On trouva les mêmes dispositions chez M. Dupin. M. Dupin s’est plus nettement posé depuis quelque temps. Au mois de novembre, il se défendait d’accepter un portefeuille ; il mettait on ne sait quel amour-propre puéril à faire des ministres et à ne l’être pas. Aujourd’hui, M. Dupin dit à qui veut l’entendre, et hier il nous disait encore à nous-mêmes, qu’il est prêt à accepter le portefeuille de la justice, même sous la présidence de M. le maréchal Soult, si on lui donne satisfaction sur ses principes, et si le président du conseil s’entend avec tous ses nouveaux collègues, réunis, à cet effet, comme le demande M. Molé, pour poser les principales questions. « Nous voulons un ministère qui soit un, solidaire, indépendant et responsable, » a dit M. Dupin dans la discussion du projet de l’adresse de 1834 ; il le répète encore : il veut une présidence réelle, il veut un système ministériel, il veut tout ce que ne veut pas la brochure de M. de Roederer. C’est dire qu’on trouvera de hauts et puissans obstacles à composer un ministère dont M. Dupin ferait partie.

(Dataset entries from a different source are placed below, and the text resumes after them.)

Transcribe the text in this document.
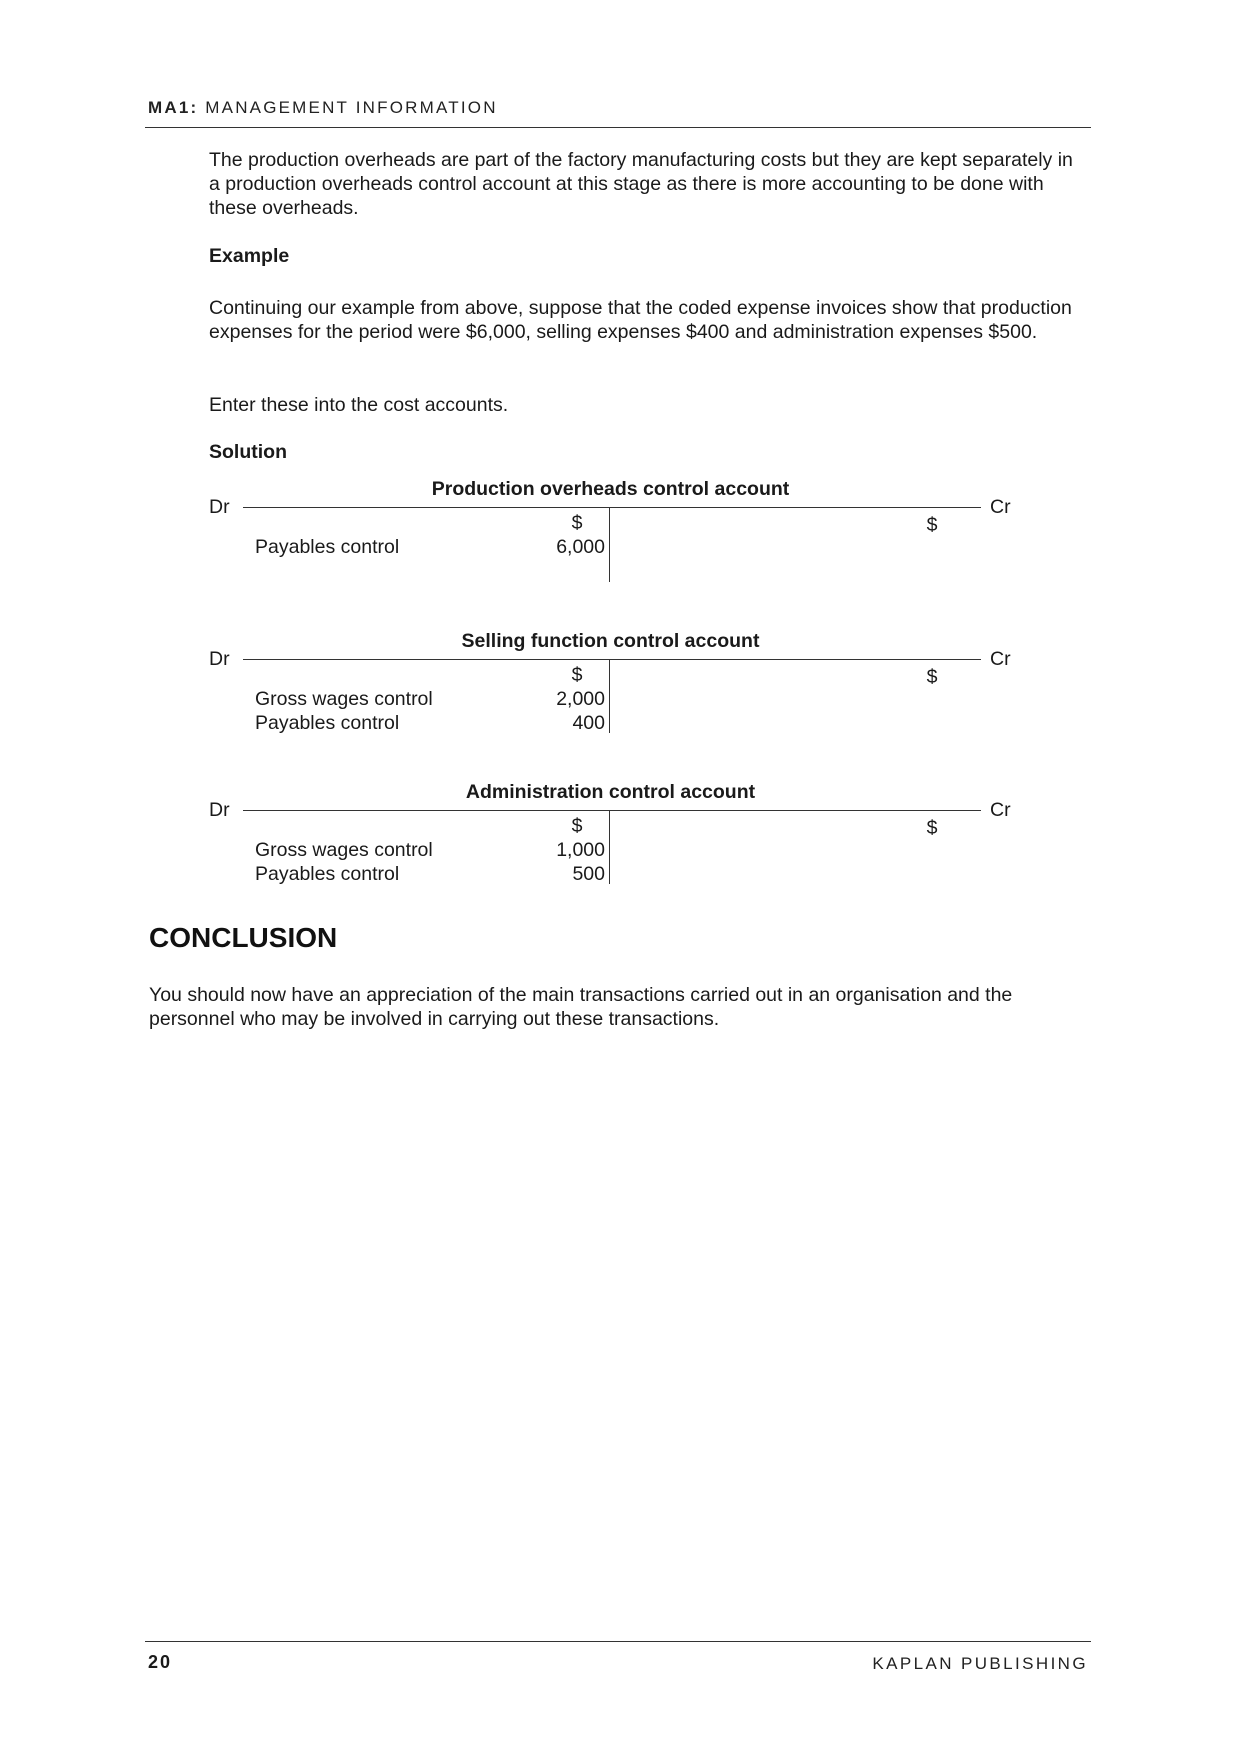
MA1: MANAGEMENT INFORMATION

The production overheads are part of the factory manufacturing costs but they are kept separately in a production overheads control account at this stage as there is more accounting to be done with these overheads.

Example

Continuing our example from above, suppose that the coded expense invoices show that production expenses for the period were $6,000, selling expenses $400 and administration expenses $500.

Enter these into the cost accounts.

Solution

Production overheads control account
Dr	Cr
$	$
Payables control	6,000
Selling function control account
Dr	Cr
$	$
Gross wages control	2,000
Payables control	400
Administration control account
Dr	Cr
$	$
Gross wages control	1,000
Payables control	500
CONCLUSION

You should now have an appreciation of the main transactions carried out in an organisation and the personnel who may be involved in carrying out these transactions.

20	KAPLAN PUBLISHING
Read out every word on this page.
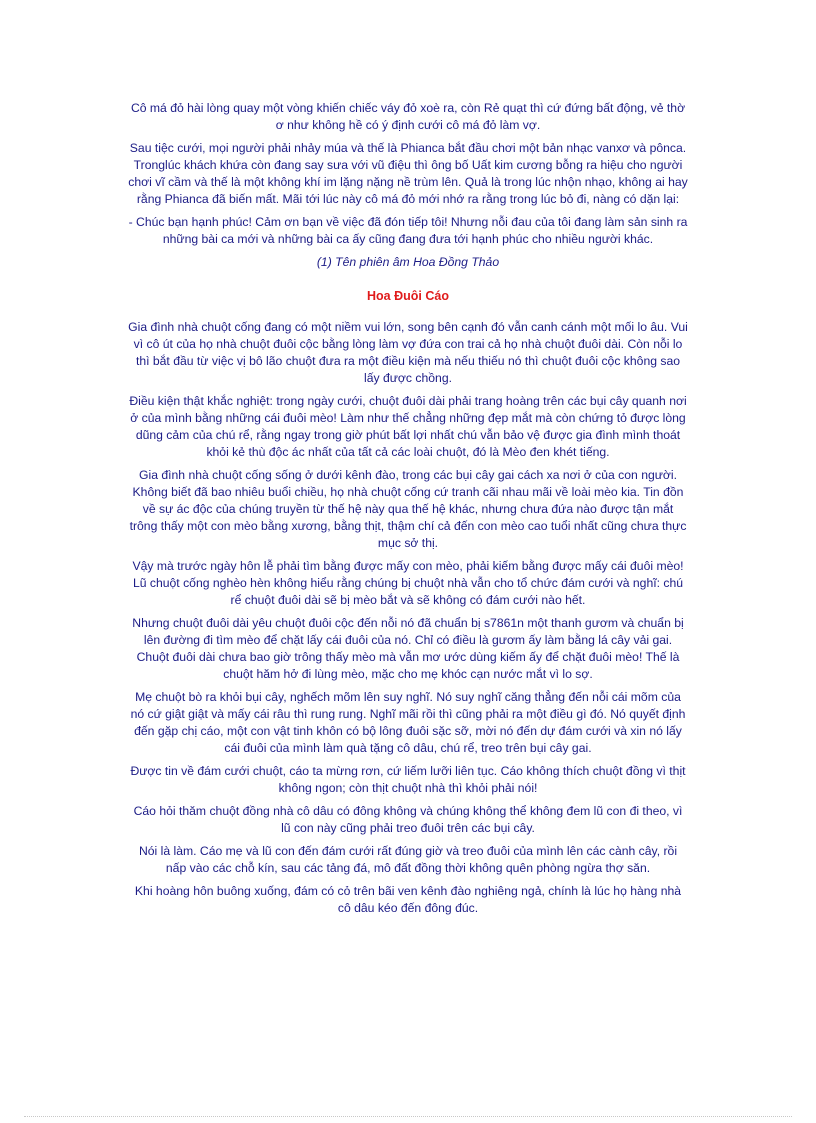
Cô má đỏ hài lòng quay một vòng khiến chiếc váy đỏ xoè ra, còn Rẻ quạt thì cứ đứng bất động, vẻ thờ ơ như không hề có ý định cưới cô má đỏ làm vợ.

Sau tiệc cưới, mọi người phải nhảy múa và thế là Phianca bắt đầu chơi một bản nhạc vanxơ và pônca. Tronglúc khách khứa còn đang say sưa với vũ điệu thì ông bố Uất kim cương bỗng ra hiệu cho người chơi vĩ cầm và thế là một không khí im lặng nặng nề trùm lên. Quả là trong lúc nhộn nhạo, không ai hay rằng Phianca đã biến mất. Mãi tới lúc này cô má đỏ mới nhớ ra rằng trong lúc bỏ đi, nàng có dặn lại:

- Chúc bạn hạnh phúc! Cảm ơn bạn về việc đã đón tiếp tôi! Nhưng nỗi đau của tôi đang làm sản sinh ra những bài ca mới và những bài ca ấy cũng đang đưa tới hạnh phúc cho nhiều người khác.

(1) Tên phiên âm Hoa Đồng Thảo

Hoa Đuôi Cáo

Gia đình nhà chuột cống đang có một niềm vui lớn, song bên cạnh đó vẫn canh cánh một mối lo âu. Vui vì cô út của họ nhà chuột đuôi cộc bằng lòng làm vợ đứa con trai cả họ nhà chuột đuôi dài. Còn nỗi lo thì bắt đầu từ việc vị bô lão chuột đưa ra một điều kiện mà nếu thiếu nó thì chuột đuôi cộc không sao lấy được chồng.

Điều kiện thật khắc nghiệt: trong ngày cưới, chuột đuôi dài phải trang hoàng trên các bụi cây quanh nơi ở của mình bằng những cái đuôi mèo! Làm như thế chẳng những đẹp mắt mà còn chứng tỏ được lòng dũng cảm của chú rể, rằng ngay trong giờ phút bất lợi nhất chú vẫn bảo vệ được gia đình mình thoát khỏi kẻ thù độc ác nhất của tất cả các loài chuột, đó là Mèo đen khét tiếng.

Gia đình nhà chuột cống sống ở dưới kênh đào, trong các bụi cây gai cách xa nơi ở của con người. Không biết đã bao nhiêu buổi chiều, họ nhà chuột cống cứ tranh cãi nhau mãi về loài mèo kia. Tin đồn về sự ác độc của chúng truyền từ thế hệ này qua thế hệ khác, nhưng chưa đứa nào được tận mắt trông thấy một con mèo bằng xương, bằng thịt, thậm chí cả đến con mèo cao tuổi nhất cũng chưa thực mục sở thị.

Vậy mà trước ngày hôn lễ phải tìm bằng được mấy con mèo, phải kiếm bằng được mấy cái đuôi mèo! Lũ chuột cống nghèo hèn không hiểu rằng chúng bị chuột nhà vẫn cho tổ chức đám cưới và nghĩ: chú rể chuột đuôi dài sẽ bị mèo bắt và sẽ không có đám cưới nào hết.

Nhưng chuột đuôi dài yêu chuột đuôi cộc đến nỗi nó đã chuẩn bị s7861n một thanh gươm và chuẩn bị lên đường đi tìm mèo để chặt lấy cái đuôi của nó. Chỉ có điều là gươm ấy làm bằng lá cây vải gai. Chuột đuôi dài chưa bao giờ trông thấy mèo mà vẫn mơ ước dùng kiếm ấy để chặt đuôi mèo! Thế là chuột hăm hở đi lùng mèo, mặc cho mẹ khóc cạn nước mắt vì lo sợ.

Mẹ chuột bò ra khỏi bụi cây, nghếch mõm lên suy nghĩ. Nó suy nghĩ căng thẳng đến nỗi cái mõm của nó cứ giật giật và mấy cái râu thì rung rung. Nghĩ mãi rồi thì cũng phải ra một điều gì đó. Nó quyết định đến gặp chị cáo, một con vật tinh khôn có bộ lông đuôi sặc sỡ, mời nó đến dự đám cưới và xin nó lấy cái đuôi của mình làm quà tặng cô dâu, chú rể, treo trên bụi cây gai.

Được tin về đám cưới chuột, cáo ta mừng rơn, cứ liếm lưỡi liên tục. Cáo không thích chuột đồng vì thịt không ngon; còn thịt chuột nhà thì khỏi phải nói!

Cáo hỏi thăm chuột đồng nhà cô dâu có đông không và chúng không thể không đem lũ con đi theo, vì lũ con này cũng phải treo đuôi trên các bụi cây.

Nói là làm. Cáo mẹ và lũ con đến đám cưới rất đúng giờ và treo đuôi của mình lên các cành cây, rồi nấp vào các chỗ kín, sau các tảng đá, mô đất đồng thời không quên phòng ngừa thợ săn.

Khi hoàng hôn buông xuống, đám có cỏ trên bãi ven kênh đào nghiêng ngả, chính là lúc họ hàng nhà cô dâu kéo đến đông đúc.
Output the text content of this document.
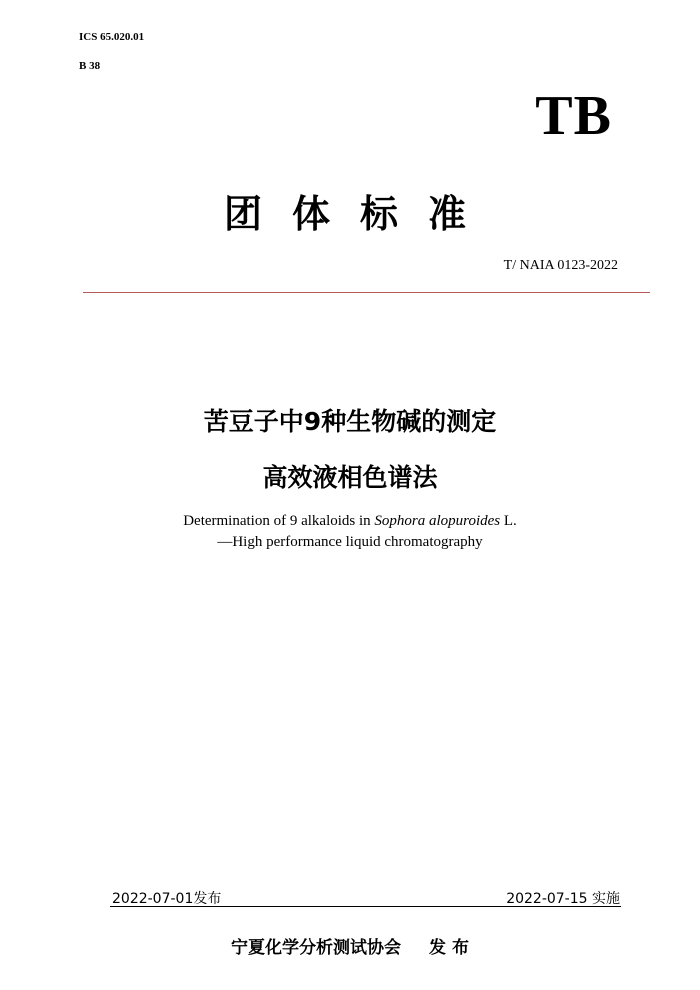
ICS 65.020.01
B 38
TB
团体标准
T/ NAIA 0123-2022
苦豆子中9种生物碱的测定
高效液相色谱法
Determination of 9 alkaloids in Sophora alopuroides L.
—High performance liquid chromatography
2022-07-01发布	2022-07-15 实施
宁夏化学分析测试协会 发 布
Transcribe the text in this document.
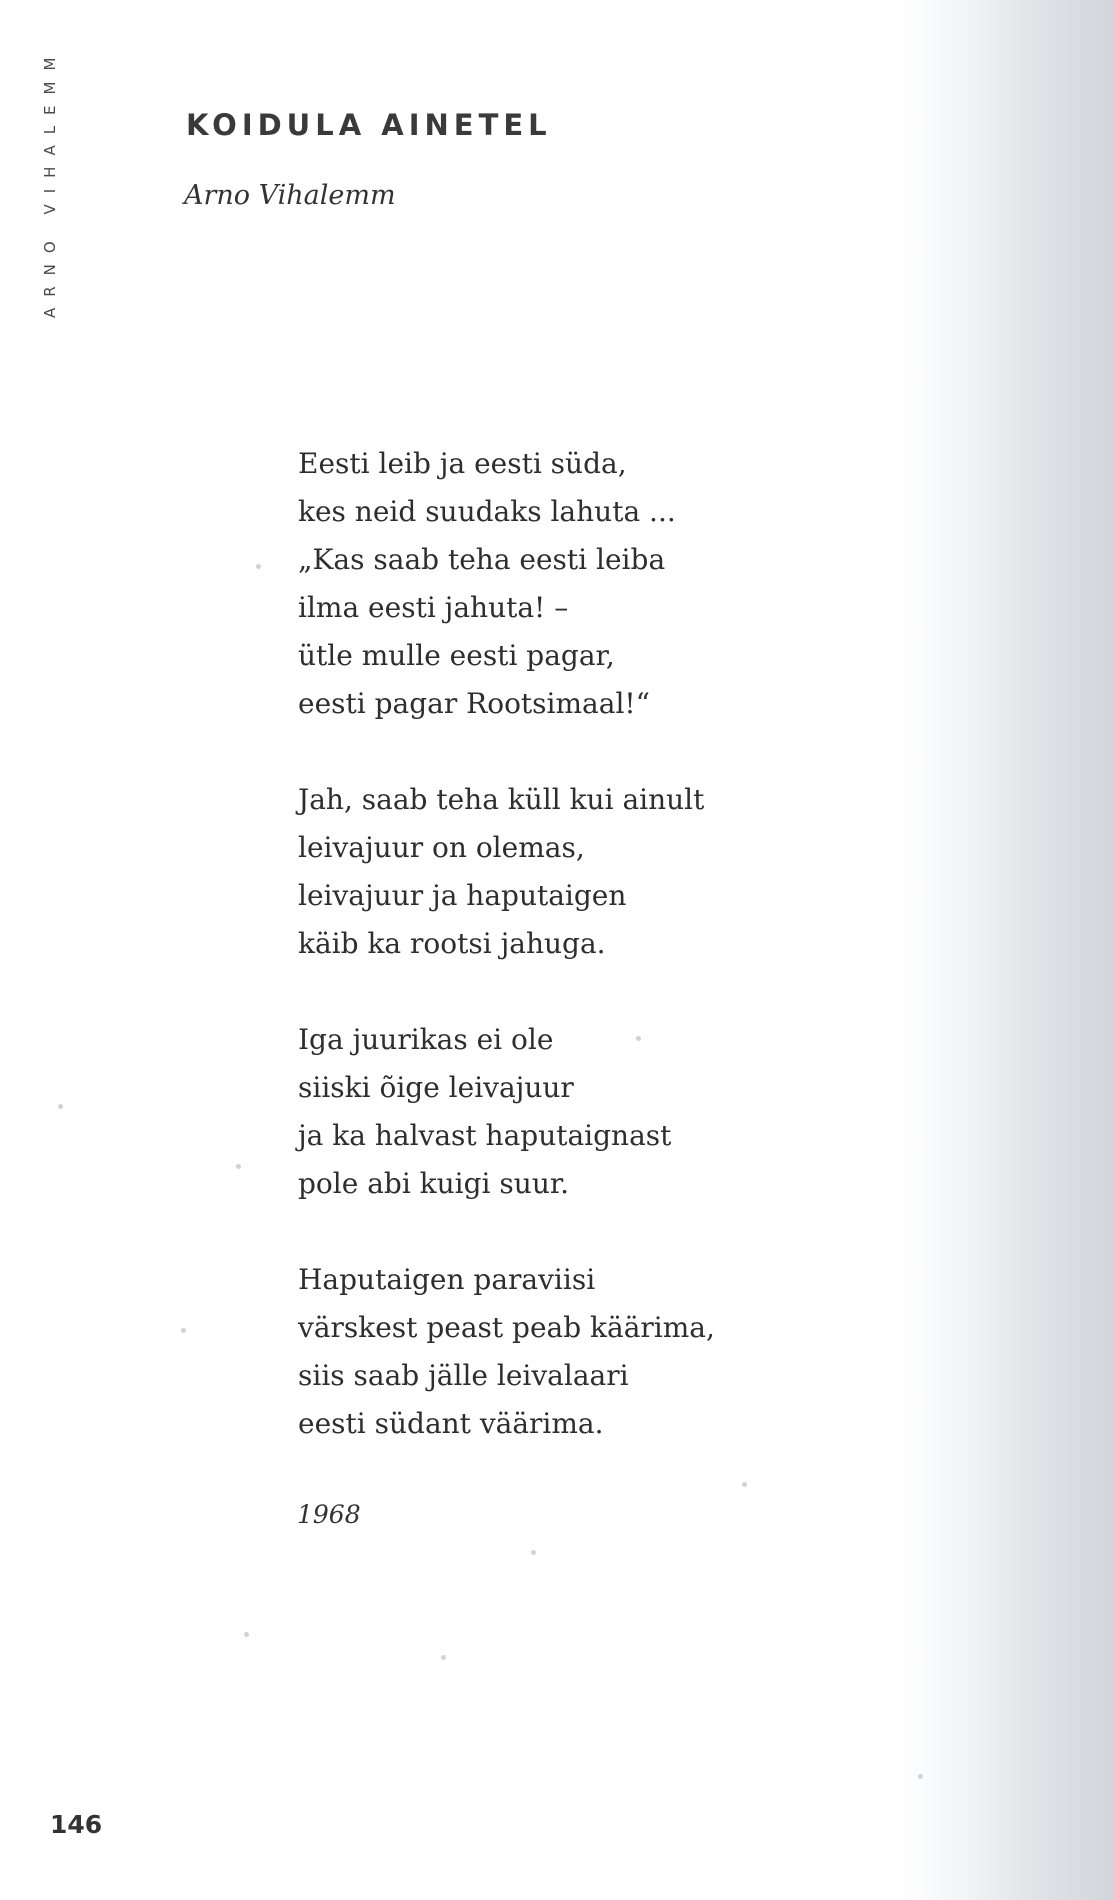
ARNO VIHALEMM	KOIDULA AINETEL
Arno Vihalemm
Eesti leib ja eesti süda,
kes neid suudaks lahuta ...
„Kas saab teha eesti leiba
ilma eesti jahuta! –
ütle mulle eesti pagar,
eesti pagar Rootsimaal!“
Jah, saab teha küll kui ainult
leivajuur on olemas,
leivajuur ja haputaigen
käib ka rootsi jahuga.
Iga juurikas ei ole
siiski õige leivajuur
ja ka halvast haputaignast
pole abi kuigi suur.
Haputaigen paraviisi
värskest peast peab käärima,
siis saab jälle leivalaari
eesti südant väärima.
1968
146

M. Dupin s’est attaché à un principe fécond, aux prérogatives de la chambre. Dans ses conférences avec le roi, il lui a répété ce qu’il dit à tout le monde, qu’il faut résoudre la question qui jette la France dans des crises périodiques, et en finir de tous ces fatigans épisodes, de ces comédies ministérielles qui se jouent depuis deux ans. Le malheur des hommes d’état, c’est de s’imaginer que, dans les affaires politiques, il s’agisse de personnes et non de principes, et qu’on peut éluder les questions seulement en admettant quelques noms nouveaux dans un cabinet. M. Dupin a le bon esprit de rejeter cette alliance. Différant de principes avec M. Thiers et M. Guizot, il déclare qu’un ministère de coalition entre eux et lui serait impossible, tandis que M. Molé parle quelquefois avec complaisance de la facilité oratoire de M. Thiers, et de l’agrément qu’il y aurait pour un ministère à se procurer la jouissance de ce bel instrument. M. Dupin, au contraire, défie qu’on marche deux mois avec une telle alliance. On serait divisé sur chaque question, dit-il judicieusement ; on marcherait de difficulté en difficulté jusqu’à une dissolution nouvelle. Il faut que le roi ou la chambre fasse le ministère ; et il ajoute qu’en acceptant sans conditions un portefeuille avec le maréchal Soult, il ne serait qu’un embarras pour le pouvoir, à qui il n’apporterait pas la majorité.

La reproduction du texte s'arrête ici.